Human greed knows no limits. The soul shaking act of killing innocent animals for money is a matter of great shame. Most animals end in drawing rooms and so the called “collections” of the rich and famous which are meant to flaunt and pamper egos. Their dead figures look at the visitors who come and appreciate with a sense of awe gleaming in their eyes.

A deceased tiger's skin being taken away after poaching.

Great international demand of animal body parts has put the population of some species on the verge of extinction. The future of tigers, leopards and rhinoceros are hanging in balance. Tiger parts are reported in trade ranged from complete skins, skeletons and even whole animals–live and dead, through to bones, meat, claws, teeth, skulls and other body parts. Variety of cultures and tribes use specific bones and teethes for making traditional medicines and decoration artifacts. Considering that India is home to half of the global tiger population, taking urgent steps towards his safeguarding becomes even more crucial.

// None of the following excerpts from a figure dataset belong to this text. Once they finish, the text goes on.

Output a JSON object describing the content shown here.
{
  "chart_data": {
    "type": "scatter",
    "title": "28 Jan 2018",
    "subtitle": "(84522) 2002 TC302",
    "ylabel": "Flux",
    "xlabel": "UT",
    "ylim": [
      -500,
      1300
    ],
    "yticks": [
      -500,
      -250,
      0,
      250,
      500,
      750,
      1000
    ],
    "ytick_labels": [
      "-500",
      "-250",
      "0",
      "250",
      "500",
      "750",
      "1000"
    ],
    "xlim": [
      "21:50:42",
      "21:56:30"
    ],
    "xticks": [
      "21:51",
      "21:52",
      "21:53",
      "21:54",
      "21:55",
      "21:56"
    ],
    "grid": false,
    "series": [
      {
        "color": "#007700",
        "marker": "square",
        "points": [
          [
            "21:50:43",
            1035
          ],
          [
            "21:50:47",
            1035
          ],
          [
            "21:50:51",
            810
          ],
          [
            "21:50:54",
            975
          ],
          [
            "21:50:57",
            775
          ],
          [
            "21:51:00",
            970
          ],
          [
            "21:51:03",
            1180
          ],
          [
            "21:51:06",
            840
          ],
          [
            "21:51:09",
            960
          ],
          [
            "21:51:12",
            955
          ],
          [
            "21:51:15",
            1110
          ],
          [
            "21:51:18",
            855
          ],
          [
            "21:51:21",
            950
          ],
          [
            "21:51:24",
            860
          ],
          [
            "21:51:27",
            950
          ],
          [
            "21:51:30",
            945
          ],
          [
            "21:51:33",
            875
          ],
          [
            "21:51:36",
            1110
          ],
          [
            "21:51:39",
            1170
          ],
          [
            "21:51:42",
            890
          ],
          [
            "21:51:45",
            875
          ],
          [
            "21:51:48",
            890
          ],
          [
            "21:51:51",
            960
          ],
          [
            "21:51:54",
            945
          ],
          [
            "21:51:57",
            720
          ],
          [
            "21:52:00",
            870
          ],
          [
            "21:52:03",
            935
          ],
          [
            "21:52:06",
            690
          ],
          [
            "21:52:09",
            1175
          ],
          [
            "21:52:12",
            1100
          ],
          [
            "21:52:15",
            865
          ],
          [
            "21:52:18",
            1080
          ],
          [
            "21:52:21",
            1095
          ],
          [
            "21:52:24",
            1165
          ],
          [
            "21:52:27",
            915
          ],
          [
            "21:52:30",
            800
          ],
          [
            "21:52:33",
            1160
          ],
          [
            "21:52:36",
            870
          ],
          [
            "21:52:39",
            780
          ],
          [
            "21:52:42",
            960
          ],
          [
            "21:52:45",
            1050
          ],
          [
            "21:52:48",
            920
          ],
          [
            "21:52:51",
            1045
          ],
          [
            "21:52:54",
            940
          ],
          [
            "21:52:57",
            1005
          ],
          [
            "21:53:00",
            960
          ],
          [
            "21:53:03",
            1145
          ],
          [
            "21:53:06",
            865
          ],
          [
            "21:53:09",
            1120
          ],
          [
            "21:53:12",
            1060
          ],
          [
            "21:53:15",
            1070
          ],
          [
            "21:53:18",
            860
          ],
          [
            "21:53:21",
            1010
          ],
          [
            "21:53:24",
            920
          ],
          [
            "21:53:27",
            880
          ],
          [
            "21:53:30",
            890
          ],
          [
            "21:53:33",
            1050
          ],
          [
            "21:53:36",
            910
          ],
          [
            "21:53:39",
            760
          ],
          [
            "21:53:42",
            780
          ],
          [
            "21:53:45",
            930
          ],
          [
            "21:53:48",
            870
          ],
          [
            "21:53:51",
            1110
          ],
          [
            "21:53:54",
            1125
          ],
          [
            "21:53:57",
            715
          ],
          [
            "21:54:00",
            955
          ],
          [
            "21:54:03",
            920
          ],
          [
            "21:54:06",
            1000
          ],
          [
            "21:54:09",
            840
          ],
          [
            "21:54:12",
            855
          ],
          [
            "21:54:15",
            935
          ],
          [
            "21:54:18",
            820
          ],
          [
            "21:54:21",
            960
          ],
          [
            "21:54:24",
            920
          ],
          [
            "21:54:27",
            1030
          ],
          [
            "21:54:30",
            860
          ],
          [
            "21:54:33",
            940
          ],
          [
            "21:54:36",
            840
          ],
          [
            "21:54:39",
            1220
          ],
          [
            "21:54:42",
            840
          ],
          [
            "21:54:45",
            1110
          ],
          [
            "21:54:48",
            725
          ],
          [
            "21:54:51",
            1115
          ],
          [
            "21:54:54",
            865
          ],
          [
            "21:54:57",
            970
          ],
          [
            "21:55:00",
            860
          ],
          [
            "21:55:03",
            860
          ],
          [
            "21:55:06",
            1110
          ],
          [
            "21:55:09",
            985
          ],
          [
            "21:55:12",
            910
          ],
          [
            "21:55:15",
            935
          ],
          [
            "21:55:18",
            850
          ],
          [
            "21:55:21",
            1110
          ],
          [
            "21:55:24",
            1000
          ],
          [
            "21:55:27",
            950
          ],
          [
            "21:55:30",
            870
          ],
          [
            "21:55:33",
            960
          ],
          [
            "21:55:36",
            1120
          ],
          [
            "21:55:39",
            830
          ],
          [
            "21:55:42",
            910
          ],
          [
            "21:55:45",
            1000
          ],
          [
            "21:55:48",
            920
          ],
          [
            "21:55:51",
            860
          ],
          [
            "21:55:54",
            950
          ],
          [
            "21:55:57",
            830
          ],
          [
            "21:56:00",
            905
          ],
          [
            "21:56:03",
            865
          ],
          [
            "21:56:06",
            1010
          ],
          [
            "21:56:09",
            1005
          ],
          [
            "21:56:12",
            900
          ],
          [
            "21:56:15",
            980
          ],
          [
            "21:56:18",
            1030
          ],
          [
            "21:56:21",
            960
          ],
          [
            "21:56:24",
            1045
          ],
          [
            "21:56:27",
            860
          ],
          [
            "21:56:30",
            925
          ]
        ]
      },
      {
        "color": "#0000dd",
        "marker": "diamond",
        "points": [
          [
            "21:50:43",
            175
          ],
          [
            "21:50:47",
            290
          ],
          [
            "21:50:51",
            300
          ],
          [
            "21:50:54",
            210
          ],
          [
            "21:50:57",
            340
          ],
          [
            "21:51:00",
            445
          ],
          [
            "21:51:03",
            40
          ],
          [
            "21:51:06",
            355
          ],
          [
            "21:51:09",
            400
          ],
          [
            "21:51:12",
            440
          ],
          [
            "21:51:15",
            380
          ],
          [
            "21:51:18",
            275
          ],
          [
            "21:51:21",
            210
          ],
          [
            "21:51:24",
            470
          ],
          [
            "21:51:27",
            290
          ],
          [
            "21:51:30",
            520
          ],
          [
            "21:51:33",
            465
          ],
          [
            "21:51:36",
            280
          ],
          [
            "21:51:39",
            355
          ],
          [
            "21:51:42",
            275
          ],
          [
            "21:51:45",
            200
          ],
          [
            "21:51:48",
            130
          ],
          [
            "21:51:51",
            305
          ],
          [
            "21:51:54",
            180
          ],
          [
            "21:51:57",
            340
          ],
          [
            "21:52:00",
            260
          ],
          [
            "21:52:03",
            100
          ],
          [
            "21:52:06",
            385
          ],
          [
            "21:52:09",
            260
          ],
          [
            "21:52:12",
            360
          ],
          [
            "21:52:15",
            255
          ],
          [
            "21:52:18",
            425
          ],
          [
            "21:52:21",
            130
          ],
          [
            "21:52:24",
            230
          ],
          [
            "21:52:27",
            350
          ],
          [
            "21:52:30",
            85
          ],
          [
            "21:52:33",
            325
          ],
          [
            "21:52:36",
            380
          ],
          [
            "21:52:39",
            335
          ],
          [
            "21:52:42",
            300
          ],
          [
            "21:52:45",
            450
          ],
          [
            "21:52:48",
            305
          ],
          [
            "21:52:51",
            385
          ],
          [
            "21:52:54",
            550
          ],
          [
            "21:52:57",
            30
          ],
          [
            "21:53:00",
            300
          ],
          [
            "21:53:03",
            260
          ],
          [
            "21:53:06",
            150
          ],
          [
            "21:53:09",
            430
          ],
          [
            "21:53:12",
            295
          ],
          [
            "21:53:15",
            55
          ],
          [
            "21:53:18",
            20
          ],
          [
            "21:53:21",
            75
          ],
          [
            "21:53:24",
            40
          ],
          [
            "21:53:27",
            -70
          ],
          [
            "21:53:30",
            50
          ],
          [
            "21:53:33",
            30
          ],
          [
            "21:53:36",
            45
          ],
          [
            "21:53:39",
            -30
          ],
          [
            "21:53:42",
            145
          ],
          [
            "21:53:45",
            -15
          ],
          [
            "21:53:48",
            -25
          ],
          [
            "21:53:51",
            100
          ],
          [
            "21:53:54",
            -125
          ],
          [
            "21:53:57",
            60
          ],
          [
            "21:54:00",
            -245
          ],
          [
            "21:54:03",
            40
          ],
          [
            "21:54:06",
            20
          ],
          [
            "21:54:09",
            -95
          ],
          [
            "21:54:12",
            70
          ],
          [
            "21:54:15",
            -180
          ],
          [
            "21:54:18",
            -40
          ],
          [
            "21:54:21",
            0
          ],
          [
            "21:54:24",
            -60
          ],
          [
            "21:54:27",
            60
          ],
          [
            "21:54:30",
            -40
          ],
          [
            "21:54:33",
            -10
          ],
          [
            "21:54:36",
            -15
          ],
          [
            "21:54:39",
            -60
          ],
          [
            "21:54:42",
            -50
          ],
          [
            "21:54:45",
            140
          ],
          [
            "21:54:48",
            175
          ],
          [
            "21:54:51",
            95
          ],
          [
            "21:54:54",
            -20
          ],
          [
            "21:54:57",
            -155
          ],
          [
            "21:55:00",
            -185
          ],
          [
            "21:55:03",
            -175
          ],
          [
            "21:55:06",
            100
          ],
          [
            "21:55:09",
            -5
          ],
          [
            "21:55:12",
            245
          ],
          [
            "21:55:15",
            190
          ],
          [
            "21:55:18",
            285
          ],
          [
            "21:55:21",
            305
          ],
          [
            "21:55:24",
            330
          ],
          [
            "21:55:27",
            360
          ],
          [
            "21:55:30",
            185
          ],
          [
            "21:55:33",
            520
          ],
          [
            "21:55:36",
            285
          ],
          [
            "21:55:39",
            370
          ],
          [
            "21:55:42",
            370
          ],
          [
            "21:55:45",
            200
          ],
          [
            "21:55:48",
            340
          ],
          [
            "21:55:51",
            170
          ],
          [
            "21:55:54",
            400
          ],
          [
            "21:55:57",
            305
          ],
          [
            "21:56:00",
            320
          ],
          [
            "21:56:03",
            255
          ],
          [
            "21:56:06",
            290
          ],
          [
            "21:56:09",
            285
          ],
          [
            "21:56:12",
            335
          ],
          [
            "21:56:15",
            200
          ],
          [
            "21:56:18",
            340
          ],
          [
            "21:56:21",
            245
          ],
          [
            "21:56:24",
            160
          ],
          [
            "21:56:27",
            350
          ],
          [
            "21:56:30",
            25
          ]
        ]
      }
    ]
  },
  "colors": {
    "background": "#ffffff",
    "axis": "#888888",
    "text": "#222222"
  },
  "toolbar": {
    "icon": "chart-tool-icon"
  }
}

Poachers enter the protect areas to hunt down these creatures and put them in cages to sell at high prices in national and international markets. The situation demands stringent laws, quick prosecution and proper implementation of rules laid down under different wildlife protection acts. The riddle cannot be solved without joining hands with forest inhabitants as they are the ones in constant touch with them. These inhabitants should be provided with proper source of income to prevent them from collaborating with poachers under the pressure of poverty and hunger.

Habitat loss and encroachment by villagers are the major issues that need special attention. Collisions between human and animal population adversely affects both the sites. While government has failed to provide alternative job opportunities to the inhabitants to make a living, they are forced to cultivate forest lands to feed the young mouths at home. So, it would not be wrong to say that the system has shattered in this front. Timely amendments in the Wildlife Protection Act 1972 have been made (the most recent in July 2010) to expand its sphere, but a lot remains to be done at different levels.

India is proud of its natural heritage and she has every reason to be so. But any further delay in protecting their interests, and we would be left with no option but to show pictures of tigers and elephants to our children and tell them how they once roamed in our jungles.